To be honest, any form of caching is a security nightmare. I use SSDs as the system drives in both my desktop machines, and am very careful to store sensitive data on non-system drives, from which it can be more reliably erased. For this approach, I find that 120GB SSDs are quite adequate, and the price difference between those and the (maximum) 60GB drive you would use for caching is now quite small. That is why I have not used the caching facility on my newest motherboard.
While we are talking about SSDs, it is also worth repeating the basic advice that file and folder erasing is defeated by the wear levelling mechanism on the SSD, and so does not work, but that free space erasing, which fills the drive, does work.
You may want to also disable write-back caching on your mobo BIOS before you do an unused space erase... otherwise you'd have wasted many, many program/erase cycles on your SSD...

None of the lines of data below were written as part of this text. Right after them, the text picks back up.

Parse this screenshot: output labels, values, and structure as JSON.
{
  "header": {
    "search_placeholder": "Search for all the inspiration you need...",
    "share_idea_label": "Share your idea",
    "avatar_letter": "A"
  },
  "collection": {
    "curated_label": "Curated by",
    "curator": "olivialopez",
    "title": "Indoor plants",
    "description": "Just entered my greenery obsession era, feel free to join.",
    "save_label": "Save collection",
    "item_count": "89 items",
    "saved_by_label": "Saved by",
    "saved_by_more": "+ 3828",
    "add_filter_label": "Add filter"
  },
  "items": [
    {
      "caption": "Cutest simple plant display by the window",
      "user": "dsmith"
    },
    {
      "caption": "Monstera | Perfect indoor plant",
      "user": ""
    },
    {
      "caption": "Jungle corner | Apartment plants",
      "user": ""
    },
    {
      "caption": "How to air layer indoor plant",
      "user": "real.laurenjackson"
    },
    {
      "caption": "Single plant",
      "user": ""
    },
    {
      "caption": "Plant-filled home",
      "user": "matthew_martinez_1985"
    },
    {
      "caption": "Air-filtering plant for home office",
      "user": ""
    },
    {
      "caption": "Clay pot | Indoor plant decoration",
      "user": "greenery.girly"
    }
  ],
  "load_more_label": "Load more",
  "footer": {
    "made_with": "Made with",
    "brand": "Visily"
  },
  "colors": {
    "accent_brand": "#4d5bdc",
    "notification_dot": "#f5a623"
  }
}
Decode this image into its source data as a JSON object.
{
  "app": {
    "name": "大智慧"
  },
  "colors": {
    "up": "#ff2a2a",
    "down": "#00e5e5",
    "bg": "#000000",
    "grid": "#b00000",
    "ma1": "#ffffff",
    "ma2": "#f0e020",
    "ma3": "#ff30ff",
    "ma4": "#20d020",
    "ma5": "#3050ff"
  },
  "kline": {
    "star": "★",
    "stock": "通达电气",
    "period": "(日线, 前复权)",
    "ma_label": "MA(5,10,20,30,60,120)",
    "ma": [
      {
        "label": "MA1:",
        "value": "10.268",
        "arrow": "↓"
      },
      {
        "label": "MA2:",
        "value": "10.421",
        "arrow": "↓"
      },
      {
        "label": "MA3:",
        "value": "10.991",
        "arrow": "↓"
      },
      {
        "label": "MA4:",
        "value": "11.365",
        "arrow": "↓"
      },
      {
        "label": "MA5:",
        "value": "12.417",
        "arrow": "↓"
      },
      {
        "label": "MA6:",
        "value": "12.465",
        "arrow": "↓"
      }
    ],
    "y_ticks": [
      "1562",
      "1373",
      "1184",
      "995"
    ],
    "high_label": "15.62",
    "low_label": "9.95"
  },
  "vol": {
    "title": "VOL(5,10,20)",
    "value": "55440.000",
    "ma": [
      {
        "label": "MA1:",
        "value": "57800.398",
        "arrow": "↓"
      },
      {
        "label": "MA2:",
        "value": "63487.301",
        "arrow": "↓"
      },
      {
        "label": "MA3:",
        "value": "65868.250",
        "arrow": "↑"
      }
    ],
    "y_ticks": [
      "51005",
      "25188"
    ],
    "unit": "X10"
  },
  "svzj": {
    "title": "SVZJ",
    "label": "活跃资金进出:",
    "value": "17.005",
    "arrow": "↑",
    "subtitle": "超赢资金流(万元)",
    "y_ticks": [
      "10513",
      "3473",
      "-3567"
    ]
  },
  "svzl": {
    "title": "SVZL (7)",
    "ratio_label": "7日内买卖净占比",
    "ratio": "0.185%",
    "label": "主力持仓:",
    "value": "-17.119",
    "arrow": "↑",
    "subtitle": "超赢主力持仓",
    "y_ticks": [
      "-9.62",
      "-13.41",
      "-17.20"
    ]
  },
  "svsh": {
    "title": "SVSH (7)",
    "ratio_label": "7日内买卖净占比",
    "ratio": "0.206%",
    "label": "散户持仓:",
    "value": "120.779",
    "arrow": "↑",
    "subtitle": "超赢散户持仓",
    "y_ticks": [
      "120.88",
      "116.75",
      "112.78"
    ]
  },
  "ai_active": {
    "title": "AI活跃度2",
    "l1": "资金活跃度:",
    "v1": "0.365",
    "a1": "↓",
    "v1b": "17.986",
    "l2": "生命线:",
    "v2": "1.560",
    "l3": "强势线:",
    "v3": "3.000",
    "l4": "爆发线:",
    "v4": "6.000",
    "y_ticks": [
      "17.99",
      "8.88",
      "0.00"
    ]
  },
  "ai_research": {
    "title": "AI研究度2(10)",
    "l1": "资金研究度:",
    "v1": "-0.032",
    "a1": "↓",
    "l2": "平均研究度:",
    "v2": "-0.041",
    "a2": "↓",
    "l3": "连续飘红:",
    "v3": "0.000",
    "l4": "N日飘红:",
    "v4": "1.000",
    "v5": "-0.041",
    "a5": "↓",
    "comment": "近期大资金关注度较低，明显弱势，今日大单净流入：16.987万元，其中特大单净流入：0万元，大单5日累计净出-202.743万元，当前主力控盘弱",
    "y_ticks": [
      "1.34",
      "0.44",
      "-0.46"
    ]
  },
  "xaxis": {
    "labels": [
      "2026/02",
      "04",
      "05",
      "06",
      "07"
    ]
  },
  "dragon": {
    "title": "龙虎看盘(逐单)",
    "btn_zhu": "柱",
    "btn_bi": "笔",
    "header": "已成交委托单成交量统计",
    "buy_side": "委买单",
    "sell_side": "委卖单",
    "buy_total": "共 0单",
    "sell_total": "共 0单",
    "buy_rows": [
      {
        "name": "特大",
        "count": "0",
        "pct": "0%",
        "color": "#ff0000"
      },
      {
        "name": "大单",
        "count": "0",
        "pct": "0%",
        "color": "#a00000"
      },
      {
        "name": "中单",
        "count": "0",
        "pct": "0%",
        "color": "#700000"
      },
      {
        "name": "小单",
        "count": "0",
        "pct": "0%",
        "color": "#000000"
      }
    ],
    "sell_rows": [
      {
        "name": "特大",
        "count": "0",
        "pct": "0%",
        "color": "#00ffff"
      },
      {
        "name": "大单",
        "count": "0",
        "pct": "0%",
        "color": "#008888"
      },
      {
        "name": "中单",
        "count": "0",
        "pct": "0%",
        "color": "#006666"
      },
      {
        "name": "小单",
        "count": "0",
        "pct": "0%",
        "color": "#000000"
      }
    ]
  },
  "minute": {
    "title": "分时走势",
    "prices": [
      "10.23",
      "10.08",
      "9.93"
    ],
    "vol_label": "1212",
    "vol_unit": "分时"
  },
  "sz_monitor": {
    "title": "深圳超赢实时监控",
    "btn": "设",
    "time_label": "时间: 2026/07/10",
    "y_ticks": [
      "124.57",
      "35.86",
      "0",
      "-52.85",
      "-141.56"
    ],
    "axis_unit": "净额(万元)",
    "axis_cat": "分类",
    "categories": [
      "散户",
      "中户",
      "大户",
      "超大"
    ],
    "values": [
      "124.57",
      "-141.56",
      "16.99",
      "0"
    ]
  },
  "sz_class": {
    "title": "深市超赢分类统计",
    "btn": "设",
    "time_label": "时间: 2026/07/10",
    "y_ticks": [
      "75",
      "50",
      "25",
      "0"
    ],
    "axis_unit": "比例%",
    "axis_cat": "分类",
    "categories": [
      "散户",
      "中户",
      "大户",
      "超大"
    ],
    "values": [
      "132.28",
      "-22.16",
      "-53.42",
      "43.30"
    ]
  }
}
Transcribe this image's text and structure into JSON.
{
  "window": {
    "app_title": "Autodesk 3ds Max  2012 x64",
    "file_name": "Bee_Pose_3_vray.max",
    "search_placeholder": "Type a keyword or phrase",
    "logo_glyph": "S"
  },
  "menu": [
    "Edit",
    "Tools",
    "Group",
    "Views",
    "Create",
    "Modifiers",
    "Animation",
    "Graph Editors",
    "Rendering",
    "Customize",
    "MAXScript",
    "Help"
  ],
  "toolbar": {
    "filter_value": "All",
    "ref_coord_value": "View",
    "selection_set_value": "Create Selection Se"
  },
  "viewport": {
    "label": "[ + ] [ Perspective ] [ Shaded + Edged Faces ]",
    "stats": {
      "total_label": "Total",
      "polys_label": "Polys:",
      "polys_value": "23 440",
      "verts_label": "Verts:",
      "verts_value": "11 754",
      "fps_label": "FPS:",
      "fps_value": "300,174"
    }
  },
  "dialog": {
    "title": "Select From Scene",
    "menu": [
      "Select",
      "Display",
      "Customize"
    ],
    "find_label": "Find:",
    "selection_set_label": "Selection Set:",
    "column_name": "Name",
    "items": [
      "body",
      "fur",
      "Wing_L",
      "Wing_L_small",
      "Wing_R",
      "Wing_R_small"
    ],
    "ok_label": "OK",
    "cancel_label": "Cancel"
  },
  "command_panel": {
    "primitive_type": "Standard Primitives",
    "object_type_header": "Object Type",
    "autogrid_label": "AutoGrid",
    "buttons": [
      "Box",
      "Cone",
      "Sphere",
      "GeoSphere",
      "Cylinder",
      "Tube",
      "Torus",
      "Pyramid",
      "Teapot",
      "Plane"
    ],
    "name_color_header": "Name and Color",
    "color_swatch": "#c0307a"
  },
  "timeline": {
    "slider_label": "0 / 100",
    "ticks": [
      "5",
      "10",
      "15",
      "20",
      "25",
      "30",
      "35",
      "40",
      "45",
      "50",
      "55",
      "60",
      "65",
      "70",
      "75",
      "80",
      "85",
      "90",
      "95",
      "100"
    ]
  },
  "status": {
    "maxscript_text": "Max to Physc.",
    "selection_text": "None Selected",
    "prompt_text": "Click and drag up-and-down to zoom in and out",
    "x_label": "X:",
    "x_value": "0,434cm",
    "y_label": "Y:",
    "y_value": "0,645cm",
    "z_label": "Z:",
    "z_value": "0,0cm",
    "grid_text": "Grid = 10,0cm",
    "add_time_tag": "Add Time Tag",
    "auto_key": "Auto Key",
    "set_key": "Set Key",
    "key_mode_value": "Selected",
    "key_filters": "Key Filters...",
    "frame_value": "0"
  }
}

But yes, there's no way to securely erase the data on the SSD, so sensitive information could be lurking anywhere in the SSD. Remember also that SSDs have larger "physical sector sizes" than do HDDs, so larger contiguous chunks of information can be gathered from a SSD than from a HDD, though wear levelling does complicate recovery from anything longer than one "sector."
I quote my "sectors" because your motherboard still sees traditional sector sizes (512bytes) but in reality the SSD's page size is usually larger (4K or more)
Joel's point had not occurred to me, but it makes sense. As I understand it, the erasure will find its way to the target disk, but only (or often) via the SSD cache, with the consequent increase in wear that Joel describes. This reinforces my doubts about the caching solution as a means of getting SSD performance at low cost.